Screen scraping challenge in Ruby
New here? Learn about Bountify and follow @bountify to get notified of new bounties! x

Please provide the code to crawl Bountify.co and gather data on all the bounties that have been posted thus far.

Please provide a ruby program that does the following:

  • Visits https://bountify.co/bounties and creates an instance of a Bounty class (see next point) for every bounty currently on the site.
  • There should be an object representing a Bounty. It should have the following instance variables: title, tags (array of tag titles), and amount (bounty amount as an integer in dollars)
  • It should go through all the pagination links automatically.
  • It shouldn't visit the individual bounty pages, it should just scrape from the /bounties page.
  • The crawl function should return an array with all of the bounty objects.
  • It should use the hpricot gem for screen scraping

Let me know in the comments if you have any questions.
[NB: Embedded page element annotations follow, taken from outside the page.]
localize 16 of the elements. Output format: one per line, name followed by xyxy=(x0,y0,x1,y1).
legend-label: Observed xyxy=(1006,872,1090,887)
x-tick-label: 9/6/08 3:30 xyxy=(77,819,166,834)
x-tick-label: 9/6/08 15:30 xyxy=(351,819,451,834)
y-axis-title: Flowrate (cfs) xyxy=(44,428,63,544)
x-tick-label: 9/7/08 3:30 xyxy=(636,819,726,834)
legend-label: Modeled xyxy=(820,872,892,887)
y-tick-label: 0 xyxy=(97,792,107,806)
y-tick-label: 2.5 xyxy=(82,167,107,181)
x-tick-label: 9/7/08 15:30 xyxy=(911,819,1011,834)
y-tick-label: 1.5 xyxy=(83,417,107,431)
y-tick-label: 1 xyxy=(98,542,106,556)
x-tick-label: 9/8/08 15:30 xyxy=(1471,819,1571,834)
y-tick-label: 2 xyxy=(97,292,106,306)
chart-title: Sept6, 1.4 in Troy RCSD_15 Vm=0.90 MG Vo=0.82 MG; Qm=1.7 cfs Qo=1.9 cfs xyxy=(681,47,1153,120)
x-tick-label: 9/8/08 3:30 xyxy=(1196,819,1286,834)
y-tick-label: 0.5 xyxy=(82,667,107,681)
By the way, I'm going to edit and use this code for another project (this isn't just a busywork question).

@bevan, should this only get the active bounties or every bounty?
alex 9 years ago
@alex, all bounties are fine. Thanks!
bevan 9 years ago
@bevan,could you clarify the random delay requests? Do you want the requests for pagination to be different?
alex 9 years ago
@alex, no worries about the delays, I'm going to remove that from the question. I originally posted it because some servers have crawl policies that specify a maximum number of requests per second (so I should have asked for fixed delays in between requests, not delays of random durations), but I can just set that myself later if it becomes an issue.
bevan 9 years ago
awarded to alex
Tags
ruby

Crowdsource coding tasks.

1 Solution

Winning solution

The script below should work for you.

#!/usr/bin/ruby
require "rubygems"
require "hpricot"
require "open-uri"
require "pp"
require "openssl"

OpenSSL::SSL::VERIFY_PEER = OpenSSL::SSL::VERIFY_NONE 

def crawl()
    pagination = []
    bounties = []
    # get number of pages
    document = Hpricot(open("https://bountify.co/bounties"))
    document.search("div.pagination li a").each do |pages|
        theVal = pages.inner_html.gsub(/\n/, "")
        pagination.push(theVal)
    end
    pagination.pop()
    pagination.shift()
    for a in 0..pagination.length
        # get each question
        document2 = Hpricot(open("https://bountify.co/bounties?page=#{a+1}"))
        document2.search("div.question").each do |question|
            amountlive = question.search("div.bounty-amount-live")
            if amountlive.any?
                theAmount = question.search("div.bounty-amount-live").inner_html.gsub(/\n/, "")
            else
                theAmount = question.search("div.bounty-amount-dead").inner_html.gsub(/\n/, "")
            end
            theTitle = question.search("div.question-partial-title a").inner_html.gsub(/\n/, "")
            # array push
            theTags = []
            question.search("div\#badges a:nth-child(even)").each do |tags|
                tempTags = tags.inner_html
                if tempTags.any?
                    theTags.push(tempTags)
                end
            end
            newBounty = [theTitle, theTags, theAmount]
            bounties.push(newBounty)
        end
    end
    # print array
    pp bounties
end
crawl()

And the output would look like a longer version of this array below

[
    ["Screen scraping challenge in Ruby", ["ruby"], "$10"],
     ["SecondLife Transaction History - Take 2", ["PHP", "java"], "$10"],
     ["Ruby Raise Exception Error", ["ruby", " Error "], "$1"],
     ["Script to sepia tone and watermark images in a folder",
      ["ruby", "ImageMagick"],
      "$10"],
]

Enjoy!

Notes

I used the pretty print(pp) library so the output would look better. And I included rubygems because that is probably the easiest way of installing hpricot.

Edits

  1. Streamlined code
  2. Added openSSL code. (Thanks @bevan).
Cool, thanks! Works fine, just had to add this to the top for some reason: require 'openssl'; OpenSSL::SSL::VERIFYPEER = OpenSSL::SSL::VERIFYNONE
bevan 9 years ago
@bevan Thanks for pointing that out, I'll edit the code.
alex 9 years ago